Standout Track: “Tonight” (just click the video above)

“Tonight” was the first Sibylle Baier song I ever heard and it deeply affected me. It still does. Take solace in its overwhelming melancholy, there’s a warmth to be found in there.

“Jumping the Shark” by Alex Cameron

If you know me, then you know that Alex Cameron is one of my favorite modern artists. I’ve seen him live going on 4 times now. His music is astonishing. Cameron’s music journies through the scumminess and filthiness of modern life, and while his later albums hone in on the noxious nature of toxic masculinity (listen to “Miami Memory” and “Forced Witness” now, those records could easily be here, too), his first record, “Jumping the Shark”, is probably the oddity. in his discography at this point. It is both a character study and a dive into the wide swathes of sadness to be found in those who accept vanity, lap up capitalism, and, well, he has some choice words for all of the shit middle managers and finance bros of the world. But he also approaches the sadness and loneliness of modern life with a sense of earnestness that shows that his music is scathing to those who deserve it, and he doesn’t traffic in blanket statements. We need to hold close to anyone who can make the lyrics “My husband’s at work, my baby’s in a Daewoo sauna, I hold my breath when I check, just to see that she isn’t a goner.” Alex Cameron is one of the best musicians and songwriters working today, and 2016’s “Jumping the Shark” is where it all started. The cohort of Australian musicians that Cameron belongs to includes other immense talents such as Holiday Sidewinder, Jack Ladder, and Kirin J. Callinan.

Standout Track:Internet

This track is simple, disparate, and unlike most of his music today, sonically. Thematically, it is as Alex Cameron as can be. He studies the mind of someone who is more than okay with living an entire life on the internet: “I call the shots, I give the green light…on the internet…on the internet…on the web.”

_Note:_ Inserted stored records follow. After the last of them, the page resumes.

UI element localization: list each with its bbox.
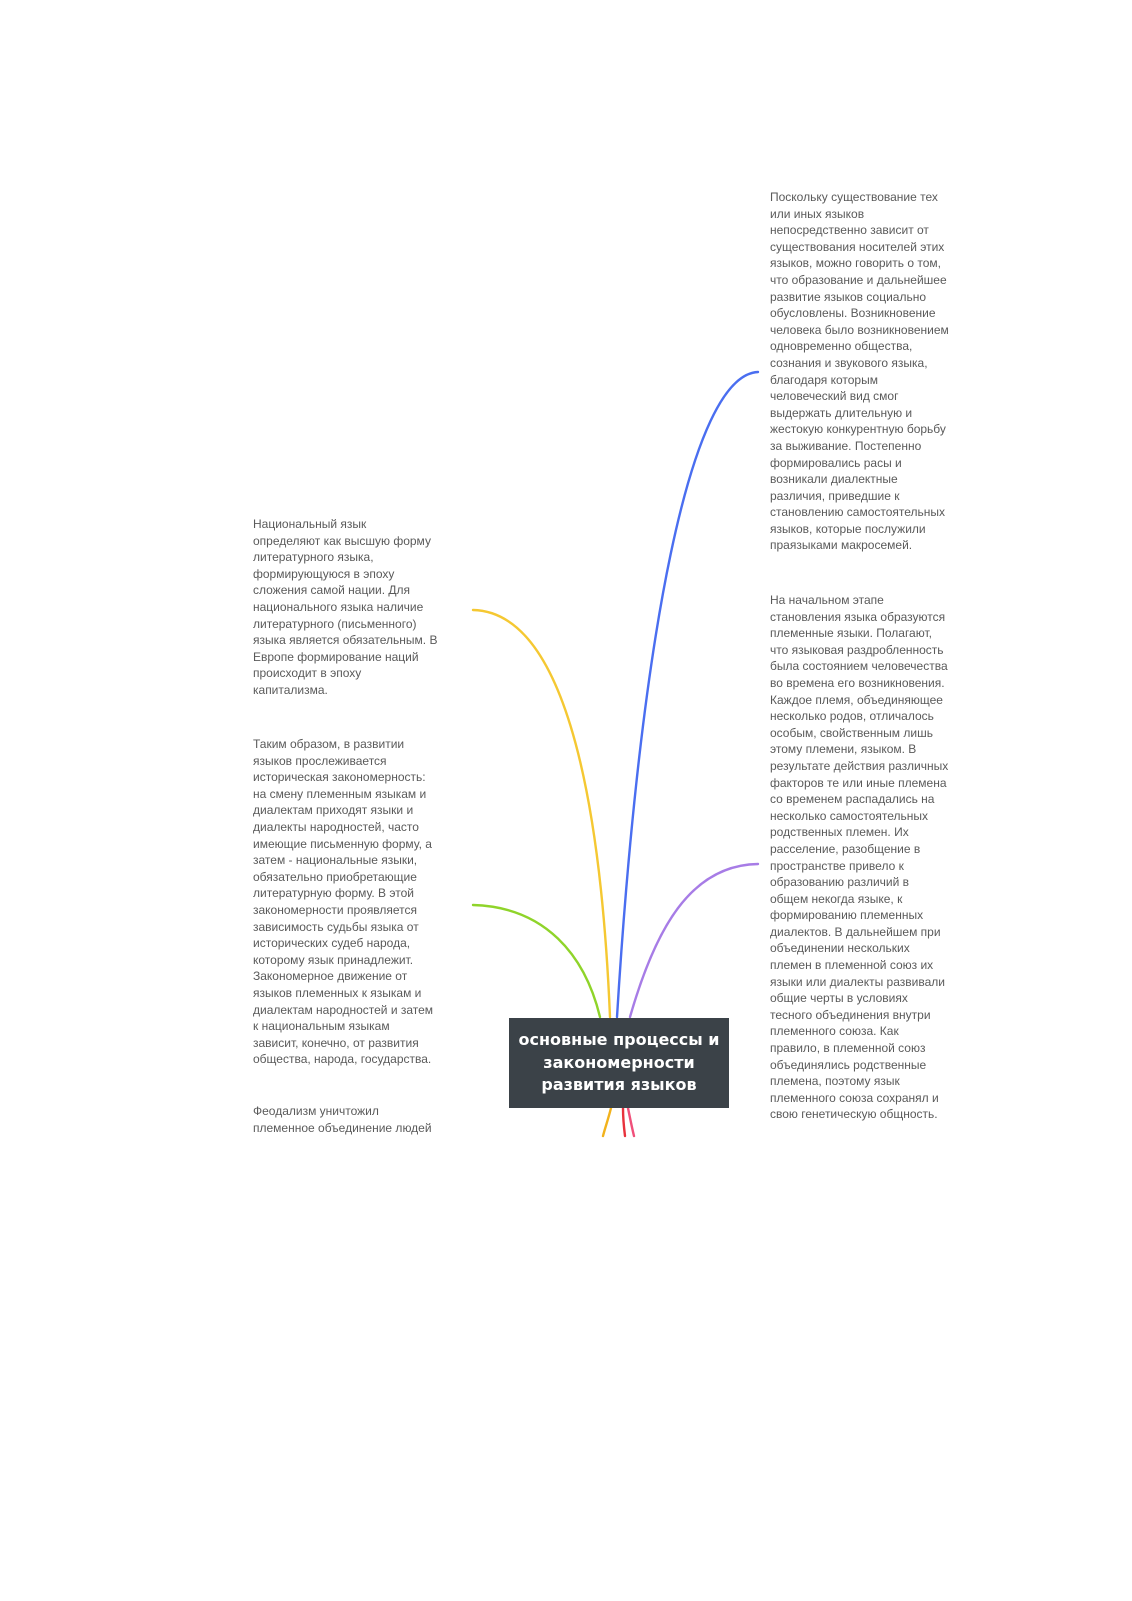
topic-text-line: литературную форму. В этой [253, 886, 414, 901]
topic-text-line: существования носителей этих [770, 239, 945, 254]
topic-text-line: языков, которые послужили [770, 521, 926, 536]
topic-text-line: человеческий вид смог [770, 389, 899, 404]
topic-text-line: языков прослеживается [253, 753, 387, 768]
topic-text-line: племенное объединение людей [253, 1120, 432, 1135]
topic-text-line: пространстве привело к [770, 858, 904, 873]
topic-text-line: праязыками макросемей. [770, 538, 913, 553]
topic-text-line: за выживание. Постепенно [770, 438, 922, 453]
topic-text-line: общие черты в условиях [770, 991, 908, 1006]
topic-text-line: племенные языки. Полагают, [770, 626, 932, 641]
topic-text-line: закономерности проявляется [253, 902, 418, 917]
topic-text-line: диалектам народностей и затем [253, 1002, 434, 1017]
topic-text-line: племенного союза. Как [770, 1024, 899, 1039]
topic-text-line: несколько родов, отличалось [770, 709, 934, 724]
topic-text-line: со временем распадались на [770, 792, 935, 807]
topic-text-line: зависимость судьбы языка от [253, 919, 419, 934]
topic-text-line: непосредственно зависит от [770, 223, 929, 238]
topic-tribal-languages [770, 592, 948, 1123]
topic-feudalism [253, 1103, 432, 1136]
topic-text-line: литературного языка, [253, 550, 374, 565]
topic-national-language [253, 516, 437, 699]
topic-text-line: или иных языков [770, 206, 865, 221]
topic-text-line: этому племени, языком. В [770, 742, 917, 757]
topic-text-line: факторов те или иные племена [770, 775, 947, 790]
topic-text-line: тесного объединения внутри [770, 1007, 931, 1022]
topic-text-line: обязательно приобретающие [253, 869, 417, 884]
topic-text-line: родственных племен. Их [770, 825, 909, 840]
topic-text-line: расселение, разобщение в [770, 841, 921, 856]
connector-national [473, 610, 610, 1017]
topic-text-line: Поскольку существование тех [770, 190, 938, 204]
topic-text-line: Европе формирование наций [253, 649, 419, 664]
topic-text-line: что образование и дальнейшее [770, 272, 947, 287]
topic-text-line: одновременно общества, [770, 339, 913, 354]
topic-text-line: На начальном этапе [770, 593, 884, 607]
topic-text-line: исторических судеб народа, [253, 936, 411, 951]
topic-text-line: объединялись родственные [770, 1057, 927, 1072]
topic-text-line: образованию различий в [770, 875, 910, 890]
topic-text-line: несколько самостоятельных [770, 808, 929, 823]
topic-text-line: языка является обязательным. В [253, 633, 438, 648]
topic-text-line: Национальный язык [253, 517, 367, 531]
topic-text-line: диалектов. В дальнейшем при [770, 924, 941, 939]
topic-text-line: развитие языков социально [770, 289, 927, 304]
topic-text-line: происходит в эпоху [253, 666, 362, 681]
topic-text-line: на смену племенным языкам и [253, 786, 427, 801]
topic-text-line: становлению самостоятельных [770, 505, 946, 520]
topic-text-line: правило, в племенной союз [770, 1041, 926, 1056]
topic-text-line: диалектам приходят языки и [253, 803, 414, 818]
topic-text-line: литературного (письменного) [253, 616, 417, 631]
topic-text-line: племенного союза сохранял и [770, 1090, 939, 1105]
topic-text-line: особым, свойственным лишь [770, 725, 933, 740]
topic-text-line: определяют как высшую форму [253, 533, 431, 548]
topic-text-line: Феодализм уничтожил [253, 1104, 379, 1118]
central-topic-line: закономерности [543, 1052, 695, 1072]
topic-text-line: Каждое племя, объединяющее [770, 692, 943, 707]
central-topic-line: основные процессы и [518, 1030, 720, 1050]
topic-text-line: сложения самой нации. Для [253, 583, 411, 598]
topic-text-line: человека было возникновением [770, 322, 949, 337]
topic-text-line: к национальным языкам [253, 1019, 390, 1034]
connector-stub-yellow [603, 1108, 611, 1136]
topic-text-line: Таким образом, в развитии [253, 737, 405, 751]
topic-text-line: затем - национальные языки, [253, 853, 418, 868]
topic-text-line: сознания и звукового языка, [770, 355, 928, 370]
topic-text-line: национального языка наличие [253, 599, 424, 614]
topic-text-line: которому язык принадлежит. [253, 952, 414, 967]
topic-text-line: общем некогда языке, к [770, 891, 903, 906]
topic-text-line: имеющие письменную форму, а [253, 836, 432, 851]
central-topic-line: развития языков [541, 1075, 697, 1095]
topic-text-line: обусловлены. Возникновение [770, 306, 936, 321]
connector-tribal [630, 864, 758, 1017]
topic-text-line: племена, поэтому язык [770, 1074, 900, 1089]
connector-regularity [473, 905, 600, 1017]
topic-text-line: историческая закономерность: [253, 770, 426, 785]
topic-text-line: формирующуюся в эпоху [253, 566, 395, 581]
topic-text-line: формировались расы и [770, 455, 902, 470]
topic-text-line: языков племенных к языкам и [253, 985, 422, 1000]
topic-text-line: языки или диалекты развивали [770, 974, 945, 989]
topic-text-line: общества, народа, государства. [253, 1052, 432, 1067]
topic-text-line: возникали диалектные [770, 472, 898, 487]
connector-stub-pink [628, 1108, 634, 1136]
topic-text-line: Закономерное движение от [253, 969, 408, 984]
topic-text-line: становления языка образуются [770, 609, 946, 624]
topic-text-line: различия, приведшие к [770, 488, 900, 503]
topic-historical-regularity [253, 736, 433, 1068]
topic-text-line: объединении нескольких [770, 941, 910, 956]
topic-text-line: была состоянием человечества [770, 659, 948, 674]
topic-text-line: племен в племенной союз их [770, 958, 934, 973]
topic-text-line: выдержать длительную и [770, 405, 913, 420]
topic-text-line: диалекты народностей, часто [253, 819, 419, 834]
topic-language-origin [770, 189, 949, 554]
topic-text-line: языков, можно говорить о том, [770, 256, 941, 271]
topic-text-line: что языковая раздробленность [770, 642, 944, 657]
topic-text-line: свою генетическую общность. [770, 1107, 938, 1122]
topic-text-line: благодаря которым [770, 372, 878, 387]
connector-origin [617, 372, 758, 1017]
central-topic[interactable] [509, 1018, 729, 1108]
connector-stub-red [623, 1108, 625, 1136]
topic-text-line: результате действия различных [770, 758, 949, 773]
topic-text-line: жестокую конкурентную борьбу [770, 422, 946, 437]
topic-text-line: капитализма. [253, 682, 328, 697]
topic-text-line: во времена его возникновения. [770, 675, 945, 690]
topic-text-line: зависит, конечно, от развития [253, 1035, 419, 1050]
topic-text-line: формированию племенных [770, 908, 924, 923]
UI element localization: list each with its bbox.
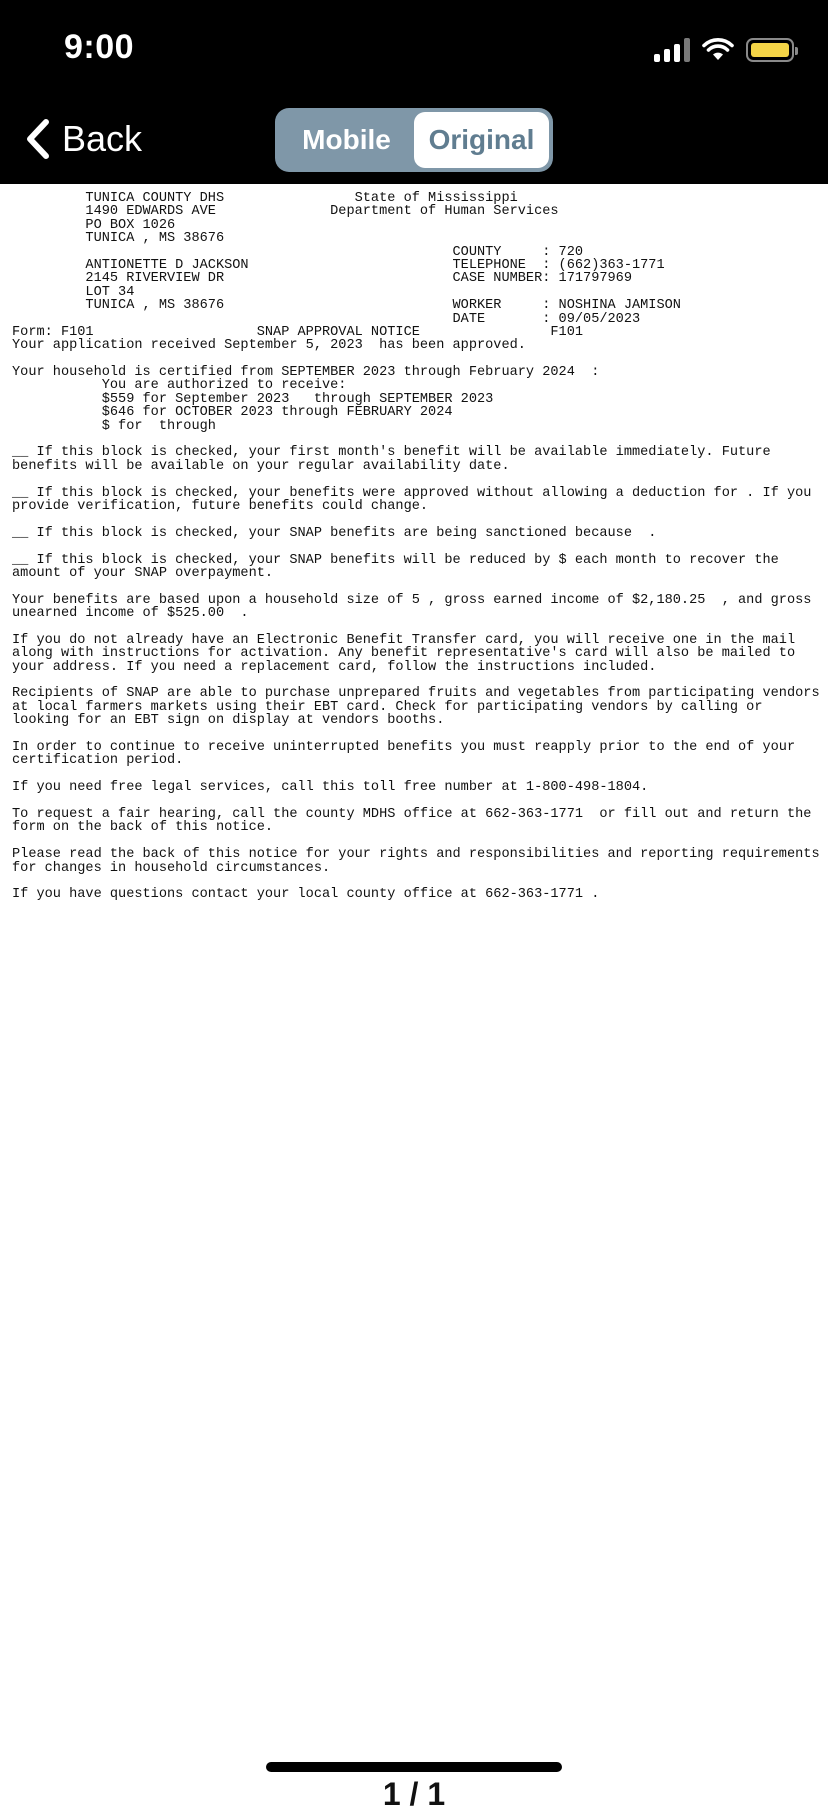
document-line: $ for through (12, 418, 216, 434)
document-line: Recipients of SNAP are able to purchase unprepared fruits and vegetables from participating vendors (12, 686, 820, 702)
document-line: ANTIONETTE D JACKSON TELEPHONE : (662)363-1771 (12, 257, 665, 273)
document-line: form on the back of this notice. (12, 820, 274, 836)
document-line: DATE : 09/05/2023 (12, 311, 641, 327)
document-line (12, 835, 824, 848)
page-indicator: 1 / 1 (382, 1776, 446, 1812)
document-line: looking for an EBT sign on display at vendors booths. (12, 713, 445, 729)
document-line: along with instructions for activation. Any benefit representative's card will also be mailed to (12, 646, 796, 662)
top-bar (0, 0, 828, 184)
document-line: In order to continue to receive uninterrupted benefits you must reapply prior to the end of your (12, 740, 796, 756)
document-line (12, 433, 824, 446)
document-line: certification period. (12, 753, 184, 769)
original-view-option[interactable]: Original (414, 112, 549, 168)
document-line (12, 513, 824, 526)
document-line: provide verification, future benefits could change. (12, 498, 429, 514)
document-line: You are authorized to receive: (12, 378, 347, 394)
document-line: TUNICA , MS 38676 WORKER : NOSHINA JAMISON (12, 298, 681, 314)
document-line: Form: F101 SNAP APPROVAL NOTICE F101 (12, 324, 584, 340)
document-line: __ If this block is checked, your first month's benefit will be available immediately. Future (12, 445, 771, 461)
document-line (12, 674, 824, 687)
document-line: Please read the back of this notice for your rights and responsibilities and reporting requirements (12, 847, 820, 863)
document-line (12, 621, 824, 634)
document-line: __ If this block is checked, your benefits were approved without allowing a deduction for . If you (12, 485, 812, 501)
cellular-signal-icon (654, 38, 690, 62)
document-line: $559 for September 2023 through SEPTEMBER 2023 (12, 391, 494, 407)
document-line: PO BOX 1026 (12, 217, 176, 233)
view-mode-toggle (275, 108, 553, 172)
chevron-left-icon (24, 118, 52, 160)
document-line: TUNICA , MS 38676 (12, 231, 225, 247)
document-line (12, 353, 824, 366)
document-line: your address. If you need a replacement card, follow the instructions included. (12, 659, 657, 675)
document-line (12, 473, 824, 486)
document-line (12, 580, 824, 593)
document-line (12, 768, 824, 781)
back-button[interactable] (24, 118, 142, 160)
document-line: __ If this block is checked, your SNAP benefits will be reduced by $ each month to recover the (12, 552, 779, 568)
document-line: __ If this block is checked, your SNAP benefits are being sanctioned because . (12, 525, 657, 541)
document-line: COUNTY : 720 (12, 244, 584, 260)
document-line: 2145 RIVERVIEW DR CASE NUMBER: 171797969 (12, 271, 632, 287)
wifi-icon (702, 38, 734, 62)
document-line (12, 875, 824, 888)
document-line: If you have questions contact your local county office at 662-363-1771 . (12, 887, 600, 903)
document-line: If you need free legal services, call this toll free number at 1-800-498-1804. (12, 780, 649, 796)
document-line: Your household is certified from SEPTEMBER 2023 through February 2024 : (12, 365, 600, 381)
document-line: Your benefits are based upon a household size of 5 , gross earned income of $2,180.25 , and gross (12, 592, 812, 608)
document-line: Your application received September 5, 2023 has been approved. (12, 338, 526, 354)
document-line: amount of your SNAP overpayment. (12, 565, 274, 581)
document-line: To request a fair hearing, call the county MDHS office at 662-363-1771 or fill out and return the (12, 806, 812, 822)
document-line: LOT 34 (12, 284, 135, 300)
back-label: Back (62, 118, 143, 159)
document-line (12, 795, 824, 808)
status-icons (654, 38, 794, 62)
document-line: benefits will be available on your regular availability date. (12, 458, 510, 474)
notice-document (12, 192, 824, 902)
document-line: If you do not already have an Electronic Benefit Transfer card, you will receive one in the mail (12, 632, 796, 648)
document-line: TUNICA COUNTY DHS State of Mississippi (12, 191, 518, 206)
document-line (12, 728, 824, 741)
document-line: at local farmers markets using their EBT card. Check for participating vendors by calling or (12, 699, 763, 715)
document-line: 1490 EDWARDS AVE Department of Human Services (12, 204, 559, 220)
mobile-view-option[interactable]: Mobile (302, 124, 391, 155)
document-line: unearned income of $525.00 . (12, 606, 249, 622)
status-time: 9:00 (64, 28, 135, 66)
document-line: for changes in household circumstances. (12, 860, 331, 876)
document-line (12, 540, 824, 553)
home-indicator[interactable] (266, 1762, 562, 1772)
battery-icon (746, 38, 794, 62)
document-line: $646 for OCTOBER 2023 through FEBRUARY 2024 (12, 405, 453, 421)
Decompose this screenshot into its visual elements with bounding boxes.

“Door, Door” by The Boys Next Door

Nick Cave is my favorite musician—From The Birthday Party to The Bad Seeds to Grinderman and the film scores he’s composed alongside Bad Seeds’ band member Warren Ellis (not the comics dude), his music means the world to me. But I hold The Boys Next Door in especially high regard. His first band and the first time he worked alongside guitar and lyrics maestro Roland S. Howard (rest in peace), The Boys Next Door only ever released one record—1979’s “Door, Door.” For the longest time, the LP for it was incredibly expensive but it got a vinyl re-release during this year’s record store day. I spent way too much on an original copy a little while ago, but I ordered the re-release too from a local record store—2020 has been hell on boutique stores like that, support them how and where and when you can. But “Door, Door” is an incredible album even after you separate it from the history and mythos of Nick Cave. It is an incredible Aussie-rock record, full stop. You’ll stamp your feet to it. If you skateboard, then skate to it because it just goes so well with skating, I can’t explain why, it just does.

Standout Track: “Shivers”

Cave’s voice is rarely as beautiful as it is in “Shivers”. His voice wrenches with emotion as he sings the opening lyrics: “I’ve been contemplating suicide, but it doesn't really suit my style.” As everything Cave does, this song is as self-serious, grandiose, and emotional as it is farcical. Howard’s guitar work in this track also bears mention, it hints at what was to come with The Birthday Party, and he was even a sonic trendsetter at a young age.